Protector

posted in: Solo Writing | 0

I wrote this as a birthday present for @A-Random-Commenter. I tried a bit of a different style to my usual one. Enjoy! 🙂


The raucous laughter of men could be heard from far beyond the fire’s light, deep into the surrounding forest. They sang, drank and made merry. Tonight they celebrated a hard-won victory for the kingdom. The beast that had for so many years been the bane of their eastwards expansion had been slain. Soon they would unite the barbaric and uncivilised settlements to the east under the king’s banner, just as they had done with so many others.

Shadowed figures stood watching at the edge of the clearing. The soldiers paid them no attention, nor did they partake in the festivities. Aside from the occasional whisper, the barbarians barely even moved.

They were statues that seethed with loathing towards their conquerors: The subjugators that had slain any who spoke against them, the fools who had driven the creature from its home, the ‘vanquishers’ that slain the very creature they had provoked, the ‘heroes’ who had used the villagers’ children as obstacles so that the monster would not immediately incinerate the entire battalion. Even now, they used the very ground where the natives would have been mourning their protector’s passing as a place to celebrate its defeat. This would not last.

Some whispered that perhaps it was still alive. After all, the soldiers had not let anyone see the body. Others muttered that maybe the other villages’ protectors would strive to win no matter the cost. Perhaps they would see how much of a threat these metal-clad men truly were. More plotted quietly of rebellion and resistance, to hinder every effort these murderers made.

Yet, no matter how much they lied to themselves and each other – the villagers had lost all hope. Their people had already been subdued and their culture was but a memory.


Far from the village, in regions which not even the king’s armies had ventured, there lay an almost empty cave. From this almost empty cave came lonely squeals. Unanswered, they slowly increased in volume and urgency.

A response there may not have been, but the cries did not fall upon deaf ears. In fact, many forest creatures heard the mewling. Though they did not at first understand it, they knew they should follow it. Predator and prey alike gathered in the cave, their lifelong conflict set aside to witness this once-an-era event. Dozens of sets of eyes lay upon the shrieking green and blue rock, which glittered and glowed even in the dimness of the cave.

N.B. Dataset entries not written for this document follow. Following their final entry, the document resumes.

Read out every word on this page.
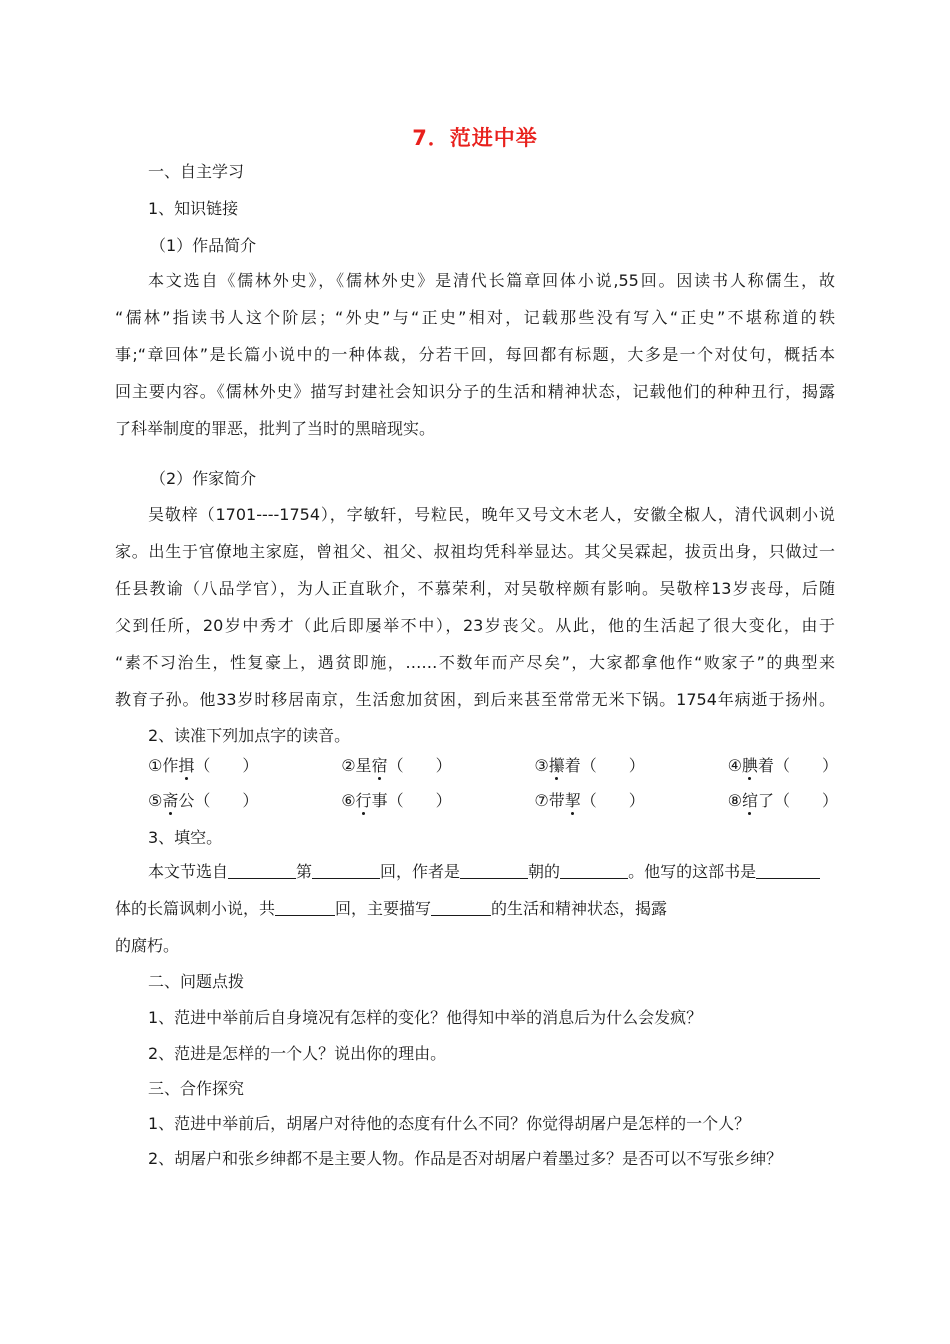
7．范进中举
一、自主学习
1、知识链接
（1）作品简介
本文选自《儒林外史》，《儒林外史》是清代长篇章回体小说,55回。因读书人称儒生，故
“儒林”指读书人这个阶层；“外史”与“正史”相对，记载那些没有写入“正史”不堪称道的轶
事;“章回体”是长篇小说中的一种体裁，分若干回，每回都有标题，大多是一个对仗句，概括本
回主要内容。《儒林外史》描写封建社会知识分子的生活和精神状态，记载他们的种种丑行，揭露
了科举制度的罪恶，批判了当时的黑暗现实。
（2）作家简介
吴敬梓（1701----1754），字敏轩，号粒民，晚年又号文木老人，安徽全椒人，清代讽刺小说
家。出生于官僚地主家庭，曾祖父、祖父、叔祖均凭科举显达。其父吴霖起，拔贡出身，只做过一
任县教谕（八品学官），为人正直耿介，不慕荣利，对吴敬梓颇有影响。吴敬梓13岁丧母，后随
父到任所，20岁中秀才（此后即屡举不中），23岁丧父。从此，他的生活起了很大变化，由于
“素不习治生，性复豪上，遇贫即施，……不数年而产尽矣”，大家都拿他作“败家子”的典型来
教育子孙。他33岁时移居南京，生活愈加贫困，到后来甚至常常无米下锅。1754年病逝于扬州。
2、读准下列加点字的读音。
①作揖（　　）	②星宿（　　）	③攥着（　　）	④腆着（　　）
⑤斋公（　　）	⑥行事（　　）	⑦带挈（　　）	⑧绾了（　　）
3、填空。
本文节选自	第	回，作者是	朝的	。他写的这部书是
体的长篇讽刺小说，共	回，主要描写	的生活和精神状态，揭露
的腐朽。
二、问题点拨
1、范进中举前后自身境况有怎样的变化？他得知中举的消息后为什么会发疯？
2、范进是怎样的一个人？说出你的理由。
三、合作探究
1、范进中举前后，胡屠户对待他的态度有什么不同？你觉得胡屠户是怎样的一个人？
2、胡屠户和张乡绅都不是主要人物。作品是否对胡屠户着墨过多？是否可以不写张乡绅？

An abrupt silence was shortly followed by a gentle rocking and soft tap-tap-tap sound that melted the hearts of all those present – oviparous and viviparous alike. The shell cracked, an egg-tooth picking away at it. Chips began falling off, revealing the tip of a snout to the observers. Finally, the egg split fully and revealed a mucus-covered baby dragon.

Several animals rushed forward to tend to it as if it were one of their own offspring. While they had feared the raw power of both its sire and dam, they had also respected them. They had loved and protected the forest. Now that he had been slain and she had not been seen for decades, the animals – and even the forest itself – would return the favour. They would protect and provide for the young dragon. One day it would grow up to become their protector… if they could only manage to keep it hidden from the humans.

Heads lowered and tails tucked between legs. The humans would never stop. They would push on into the forest, hacking down trees and hunting animals. The poor hatchling’s life would either be spent running or cut short…

Suddenly, a yellow cardinal bird flew into the cave chirruping triumphantly. Thunder could be heard in the distance, despite the lack of a storm. The thunder grew louder; closer. Soon enough, the thunder resolved into resounding wing beats. Multiple massive beings landed heavily outside the cave.

The animals inside the cave headed towards the entrance, ears perking up again. One of the dragons quickly thundered into the cave, scattering animals and stopping only when it reached the hatchling. A mother never ignores her child’s calls. And she had brought friends. The cavalry was here.